Hi loopine. Thanks for your answer.
The company I'm setting SB for sends 4 million voice mails daily.
We have a 24gb ram machine with 3.70 GHz (2 processors CPU)
What would be the maximin amount of scraping threads we could achieve with this?
What proxies would you use? Rotating Ones?
Could you recommend a provider and their package?
If you were to use Scrapebox to its maximum:
Where would you get the VM
How many proxies would you use and from where?
To how many threads would you set it to?
Thanks a lot loopline.
Mihailo
I can't say for sure the max scraping threads, but you could probably get near 2000 give or take. Windows can handle more then 200, sometimes, but sometimes it starts to have issues when you exceed that. If you want to scale its ideal to do as google does. Many smaller machines rather the fewer larger ones.
IF you have the machine already, max it out and then go from there. But if adding more you may find it better to do multiple smaller VPS of the 8GB to 12GB RAM.
Its not really possible to say for sure how many threads you can get, but its easy enough to find out, you just keep pushing the limit until it breaks and back it off some and then you know. You can run an unlimited number of instances of scrapebox on a single machine at any case, so no worries there.
rotating proxies are generally slow, as they are being used by multiple people, the source could be a generic public proxy thats in the pool, or slower sources. If you want speed, I would just use private proxies or shared private proxies. That way its data center based, you get speed and still have lots of ips.
Unless your hitting a LOT of urls from a few domains, then quantity of proxies will only matter in relation to total volume/speed, and not quantity of ips. Google is not going to see the websites your scraping from anyway.

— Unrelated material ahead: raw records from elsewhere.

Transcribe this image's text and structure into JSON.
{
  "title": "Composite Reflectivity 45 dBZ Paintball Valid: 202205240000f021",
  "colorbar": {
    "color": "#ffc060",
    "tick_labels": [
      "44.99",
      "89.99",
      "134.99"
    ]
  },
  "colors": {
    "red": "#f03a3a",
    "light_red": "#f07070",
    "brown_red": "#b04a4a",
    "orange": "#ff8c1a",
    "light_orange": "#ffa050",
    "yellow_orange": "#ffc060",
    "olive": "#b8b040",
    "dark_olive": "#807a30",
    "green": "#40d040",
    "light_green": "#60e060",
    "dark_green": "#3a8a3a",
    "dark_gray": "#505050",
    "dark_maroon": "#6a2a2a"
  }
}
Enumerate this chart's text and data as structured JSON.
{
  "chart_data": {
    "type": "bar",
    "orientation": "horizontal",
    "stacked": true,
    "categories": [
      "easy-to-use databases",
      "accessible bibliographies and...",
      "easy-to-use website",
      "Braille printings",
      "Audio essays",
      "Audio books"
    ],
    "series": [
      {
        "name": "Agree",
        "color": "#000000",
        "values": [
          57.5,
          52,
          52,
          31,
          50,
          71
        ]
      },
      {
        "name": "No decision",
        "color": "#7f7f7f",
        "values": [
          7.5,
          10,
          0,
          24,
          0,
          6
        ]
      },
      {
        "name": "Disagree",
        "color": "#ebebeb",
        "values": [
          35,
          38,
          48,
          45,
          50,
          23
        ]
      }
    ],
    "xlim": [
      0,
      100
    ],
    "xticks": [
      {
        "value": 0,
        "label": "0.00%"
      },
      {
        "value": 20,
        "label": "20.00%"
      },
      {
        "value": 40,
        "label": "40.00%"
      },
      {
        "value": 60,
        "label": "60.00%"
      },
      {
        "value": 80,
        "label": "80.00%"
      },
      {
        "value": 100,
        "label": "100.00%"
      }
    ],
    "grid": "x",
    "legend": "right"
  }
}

I assume you already have a list of urls/domains and you just need to scrape the phone numbers from them?
provider, I would use my private proxy, Ill pm you a discount code and list of providers.
the machine I would get from solid SEO VPS, thats where I have used for years, but any place can work, just they are aware of scrapebox and all good.
how many proxies I would use, thats a good question. Ideally you want to use 10 connections per proxy. Some times you can use more, but its a good place to start. So 2000 connections is 200 proxies. etc.. So I would pick a number, say 150, 200 whatever, and try it. Then if all is well you can always add more proxies.
I would aim to get to 2000 threads, but you will need multiple instances.
At the end of the day, the name of the game here is push the envelop of the server and see where it chokes, then back off and your good. Thats how I have always done it anyway, its kind of like push every button, see what happens and then you know how stuff works.
Mind you that breaks stuff sometimes, and sometimes you have to clean up a mess, LOL But I am a limit pusher so its what I do.